Cuando salgamos de esta, y no lo digo por sumarme a los entusiastas, sino por el simple principio de que todo lo que empieza, acaba acabando, es indudable que todos habremos quedado afectados por el ‘bicho’. Los menos, siempre es igual, porque saldrán todavía más reforzados de lo fuertes que ya estaban antes del túnel, mientras que los muchos, muchísimos, saldremos todavía más débiles; tanto que, como vaticinaba el presidente de Base Detall Sport, Francisco Torrejón, “seguramente tendremos que volver a empezar y, en muchos casos, volver a empezar de cero”.

EL NUEVO CONSUMIDOR

El escenario post-confinamiento que nos encontraremos no será como el de antes del confinamiento. Estoy convencido de que los clientes de cada uno de los eslabones de cada sector habrán visto cuántas cosas son prescindibles y surgirá un nuevo orden de ‘primeras necesidades’.

Por supuesto, la mayoría de los profesionales del sector deportivo desconocemos cómo será nuestro nuevo consumidor y, lo más importante, si éste nos incluirá o no dentro de sus nuevas prioridades. Probablemente en estos momentos, todos queremos superar la pesadilla cuanto antes para que la ‘metamorfosis’ del consumidor sea lo menos acentuada posible y ello evite que ‘olvide’ sus hábitos anteriores.

Pero, desengañémonos, aunque algunos hábitos perdurarán, el nuevo escenario traerá otros distintos que, probablemente, supondrán la definitiva entrada de las nuevas tecnologías en sus respectivas vidas y una mayor propensión hacia lo que considere auténticamente necesario.

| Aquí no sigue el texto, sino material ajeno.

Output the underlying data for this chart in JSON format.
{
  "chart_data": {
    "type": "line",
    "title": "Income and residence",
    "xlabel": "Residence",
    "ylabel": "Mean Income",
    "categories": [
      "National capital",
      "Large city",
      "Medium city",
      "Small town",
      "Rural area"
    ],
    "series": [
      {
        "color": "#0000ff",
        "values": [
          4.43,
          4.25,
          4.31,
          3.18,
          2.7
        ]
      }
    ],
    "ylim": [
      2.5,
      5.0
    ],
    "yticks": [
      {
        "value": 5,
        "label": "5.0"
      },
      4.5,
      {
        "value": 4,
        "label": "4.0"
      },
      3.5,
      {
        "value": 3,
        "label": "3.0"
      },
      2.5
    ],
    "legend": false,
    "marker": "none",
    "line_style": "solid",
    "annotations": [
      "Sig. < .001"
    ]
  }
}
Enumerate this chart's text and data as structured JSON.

GESTIONAR LASTRES PROPIOS Y AJENOS

Decía al empezar este diario de confinamiento hace doce días que me sentía un privilegiado por poder ver el mar desde mi apartamento de Calafell. Ciertamente, desde la terraza diviso un amplio y bonito horizonte y tengo mucha suerte por ello.

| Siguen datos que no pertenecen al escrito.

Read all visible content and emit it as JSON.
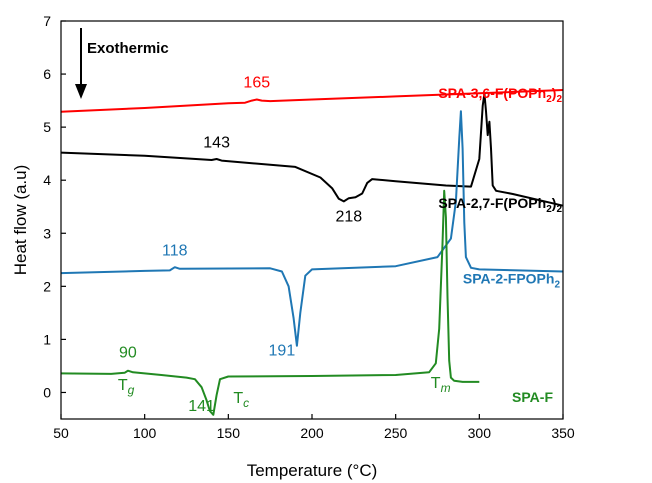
{
  "chart_data": {
    "type": "line",
    "xlabel": "Temperature (°C)",
    "ylabel": "Heat flow (a.u)",
    "xlim": [
      50,
      350
    ],
    "ylim": [
      -0.5,
      7
    ],
    "x_ticks": [
      50,
      100,
      150,
      200,
      250,
      300,
      350
    ],
    "y_ticks": [
      0,
      1,
      2,
      3,
      4,
      5,
      6,
      7
    ],
    "grid": false,
    "exo_label": "Exothermic",
    "series": [
      {
        "name": "SPA-3,6-F(POPh2)2",
        "label_base": "SPA-3,6-F(POPh",
        "label_sub": "2",
        "label_tail": ")",
        "label_sub2": "2",
        "color": "#ff0000",
        "x": [
          50,
          100,
          150,
          160,
          164,
          167,
          170,
          175,
          200,
          250,
          300,
          350
        ],
        "y": [
          5.29,
          5.36,
          5.45,
          5.46,
          5.5,
          5.52,
          5.5,
          5.49,
          5.52,
          5.58,
          5.64,
          5.7
        ]
      },
      {
        "name": "SPA-2,7-F(POPh2)2",
        "label_base": "SPA-2,7-F(POPh",
        "label_sub": "2",
        "label_tail": ")",
        "label_sub2": "2",
        "color": "#000000",
        "x": [
          50,
          100,
          140,
          143,
          146,
          190,
          205,
          212,
          216,
          219,
          222,
          226,
          230,
          233,
          236,
          250,
          280,
          295,
          300,
          302,
          303,
          304,
          305,
          306,
          307,
          308,
          310,
          320,
          350
        ],
        "y": [
          4.52,
          4.46,
          4.38,
          4.4,
          4.37,
          4.25,
          4.05,
          3.85,
          3.65,
          3.6,
          3.66,
          3.68,
          3.75,
          3.95,
          4.02,
          3.98,
          3.9,
          3.88,
          4.4,
          5.4,
          5.63,
          5.3,
          4.85,
          5.1,
          4.6,
          3.9,
          3.8,
          3.74,
          3.52
        ]
      },
      {
        "name": "SPA-2-FPOPh2",
        "label_base": "SPA-2-FPOPh",
        "label_sub": "2",
        "label_tail": "",
        "label_sub2": "",
        "color": "#1f77b4",
        "x": [
          50,
          100,
          115,
          118,
          121,
          175,
          182,
          186,
          189,
          191,
          193,
          196,
          200,
          250,
          275,
          283,
          286,
          288,
          289,
          290,
          291,
          292,
          295,
          300,
          350
        ],
        "y": [
          2.25,
          2.29,
          2.3,
          2.36,
          2.33,
          2.34,
          2.28,
          2.0,
          1.4,
          0.88,
          1.5,
          2.2,
          2.32,
          2.38,
          2.55,
          2.9,
          3.6,
          4.8,
          5.3,
          4.6,
          3.2,
          2.55,
          2.35,
          2.32,
          2.28
        ]
      },
      {
        "name": "SPA-F",
        "label_base": "SPA-F",
        "label_sub": "",
        "label_tail": "",
        "label_sub2": "",
        "color": "#228b22",
        "x": [
          50,
          80,
          88,
          90,
          93,
          110,
          125,
          130,
          134,
          137,
          139,
          141,
          143,
          145,
          150,
          200,
          250,
          270,
          274,
          276,
          278,
          279,
          280,
          281,
          282,
          283,
          285,
          290,
          300
        ],
        "y": [
          0.36,
          0.35,
          0.37,
          0.41,
          0.38,
          0.33,
          0.28,
          0.25,
          0.1,
          -0.15,
          -0.35,
          -0.42,
          -0.05,
          0.25,
          0.3,
          0.31,
          0.33,
          0.38,
          0.55,
          1.2,
          2.8,
          3.8,
          3.3,
          1.8,
          0.6,
          0.28,
          0.22,
          0.2,
          0.2
        ]
      }
    ],
    "annotations": [
      {
        "text": "165",
        "x": 167,
        "y": 5.75,
        "color": "#ff0000"
      },
      {
        "text": "143",
        "x": 143,
        "y": 4.62,
        "color": "#000000"
      },
      {
        "text": "218",
        "x": 222,
        "y": 3.22,
        "color": "#000000"
      },
      {
        "text": "118",
        "x": 118,
        "y": 2.58,
        "color": "#1f77b4"
      },
      {
        "text": "191",
        "x": 182,
        "y": 0.7,
        "color": "#1f77b4"
      },
      {
        "text": "90",
        "x": 90,
        "y": 0.66,
        "color": "#228b22"
      },
      {
        "text": "141",
        "x": 134,
        "y": -0.35,
        "color": "#228b22"
      }
    ],
    "transitions": [
      {
        "base": "T",
        "sub": "g",
        "x": 84,
        "y": 0.05,
        "color": "#228b22"
      },
      {
        "base": "T",
        "sub": "c",
        "x": 153,
        "y": -0.2,
        "color": "#228b22"
      },
      {
        "base": "T",
        "sub": "m",
        "x": 271,
        "y": 0.08,
        "color": "#228b22"
      }
    ]
  }
}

Pero ese horizonte siempre es el mismo, aunque el mar no deje de cambiar de aspecto diariamente. El rumor de las olas rompiendo me trae el sonido de otros lugares pero no se me lleva. Y tampoco se lleva esta profunda sensación de vivir cautivo de una situación en la que estoy a merced de las subidas y bajadas que experimento cada día. Y, la verdad, me gustaría sentirme como un trozo de corcho porque sabría que, pese a cualquier temporal, siempre me mantendría a flote. Y es que lo complicado hoy es gestionar los lastres propios y ajenos, e intentar mantener el rumbo hacia la salida del túnel de esta montaña rusa en la que estamos sumidos.